Methods This study utilised workers’ compensation data to identify incidence, severity, and potential risk factors to employees in 138 school districts in Minnesota over a seven-year period. School district and employee demographics, injury characteristics, and potential risk factors were extracted from the data. Employee jobs were grouped into faculty, custodial, food service, educational assistant, transportation, and clerical. Adjusted injury rates and multivariate analysis for identification of risk factors were conducted using negative binomial regression, rate ratios (RR), and 95% confidence intervals (CI).

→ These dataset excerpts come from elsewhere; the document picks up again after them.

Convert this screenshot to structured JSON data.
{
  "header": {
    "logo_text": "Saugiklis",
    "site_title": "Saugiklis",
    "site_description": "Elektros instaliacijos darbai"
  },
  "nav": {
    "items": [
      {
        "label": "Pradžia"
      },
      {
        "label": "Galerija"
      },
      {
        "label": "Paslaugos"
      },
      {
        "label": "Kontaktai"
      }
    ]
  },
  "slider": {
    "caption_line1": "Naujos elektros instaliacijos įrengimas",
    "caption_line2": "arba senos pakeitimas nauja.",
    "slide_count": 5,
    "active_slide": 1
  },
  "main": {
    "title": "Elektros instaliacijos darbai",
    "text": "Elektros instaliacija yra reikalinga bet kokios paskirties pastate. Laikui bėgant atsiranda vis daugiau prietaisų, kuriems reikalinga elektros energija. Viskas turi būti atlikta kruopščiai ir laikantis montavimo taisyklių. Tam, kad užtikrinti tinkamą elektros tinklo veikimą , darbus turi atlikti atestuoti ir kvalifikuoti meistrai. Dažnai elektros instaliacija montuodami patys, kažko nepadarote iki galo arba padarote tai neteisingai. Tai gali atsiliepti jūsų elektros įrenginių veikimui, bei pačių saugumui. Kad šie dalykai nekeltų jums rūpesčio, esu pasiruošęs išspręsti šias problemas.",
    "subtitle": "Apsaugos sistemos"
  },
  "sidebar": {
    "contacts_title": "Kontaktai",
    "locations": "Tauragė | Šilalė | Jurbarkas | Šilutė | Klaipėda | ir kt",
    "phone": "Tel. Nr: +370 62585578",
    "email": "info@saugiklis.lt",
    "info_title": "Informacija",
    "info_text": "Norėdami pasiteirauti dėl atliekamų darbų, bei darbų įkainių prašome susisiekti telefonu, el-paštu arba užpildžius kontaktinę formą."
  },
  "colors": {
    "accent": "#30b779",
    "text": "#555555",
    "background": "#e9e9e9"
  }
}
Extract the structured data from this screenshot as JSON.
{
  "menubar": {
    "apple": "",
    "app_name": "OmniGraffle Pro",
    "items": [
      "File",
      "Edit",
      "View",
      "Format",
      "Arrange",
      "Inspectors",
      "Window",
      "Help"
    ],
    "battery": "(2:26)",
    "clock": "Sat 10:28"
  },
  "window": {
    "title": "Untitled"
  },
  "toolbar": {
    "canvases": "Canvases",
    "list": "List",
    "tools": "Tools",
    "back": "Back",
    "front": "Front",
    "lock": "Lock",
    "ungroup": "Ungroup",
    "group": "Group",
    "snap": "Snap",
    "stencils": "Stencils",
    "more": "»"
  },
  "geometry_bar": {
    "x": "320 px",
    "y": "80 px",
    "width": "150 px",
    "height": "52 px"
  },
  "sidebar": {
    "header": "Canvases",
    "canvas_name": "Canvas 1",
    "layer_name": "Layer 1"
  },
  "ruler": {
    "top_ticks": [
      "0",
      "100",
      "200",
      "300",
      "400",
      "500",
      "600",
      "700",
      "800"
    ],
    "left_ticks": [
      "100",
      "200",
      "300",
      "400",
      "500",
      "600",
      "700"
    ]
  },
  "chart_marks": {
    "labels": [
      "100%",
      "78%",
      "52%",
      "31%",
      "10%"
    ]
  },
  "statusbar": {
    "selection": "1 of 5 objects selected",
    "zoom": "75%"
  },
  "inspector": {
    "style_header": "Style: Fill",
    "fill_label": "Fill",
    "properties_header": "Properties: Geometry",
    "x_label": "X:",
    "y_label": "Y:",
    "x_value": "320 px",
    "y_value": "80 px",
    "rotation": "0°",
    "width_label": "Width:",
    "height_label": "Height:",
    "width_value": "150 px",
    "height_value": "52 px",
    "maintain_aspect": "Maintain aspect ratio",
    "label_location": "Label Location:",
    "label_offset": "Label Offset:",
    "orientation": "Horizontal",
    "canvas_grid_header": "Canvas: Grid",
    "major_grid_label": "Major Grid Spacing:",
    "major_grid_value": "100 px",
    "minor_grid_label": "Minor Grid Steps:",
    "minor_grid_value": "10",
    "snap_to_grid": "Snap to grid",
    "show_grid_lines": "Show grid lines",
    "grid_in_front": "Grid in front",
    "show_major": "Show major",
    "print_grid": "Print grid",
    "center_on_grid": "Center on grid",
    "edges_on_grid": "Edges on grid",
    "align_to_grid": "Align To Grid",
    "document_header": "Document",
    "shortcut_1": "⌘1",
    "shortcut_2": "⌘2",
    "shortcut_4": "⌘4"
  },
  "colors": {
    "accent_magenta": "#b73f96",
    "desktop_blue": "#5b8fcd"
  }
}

Results The population had an adjusted injury rate of 6.6 per 100 full-time-equivalents (FTE) and 17.3 percent resulted in lost work time. Faculty had the lowest rate of injury (2.57 per 100 FTE). Transportation, food service, and custodial employees had the highest rates of injury and significantly elevated risk compared to faculty (RR = 12.24, CI = 8.91–16.78; RR = 9.72, CI = 7.76–12.18; RR = 8.68, CI = 6.84–10.99). Other significant risk factors for injuries in the population included male gender and older age groups- 41–50, 51–60, and 61+ (compared to 31–40). Younger employees (21–30) were at reduced risk of severe injury compared to 31–40 year olds.

Conclusion Many jobs within a school district entail high physical demands that may increase risk of injury and severity. The information can be utilised to understand risk of employment in school districts and direct injury prevention efforts.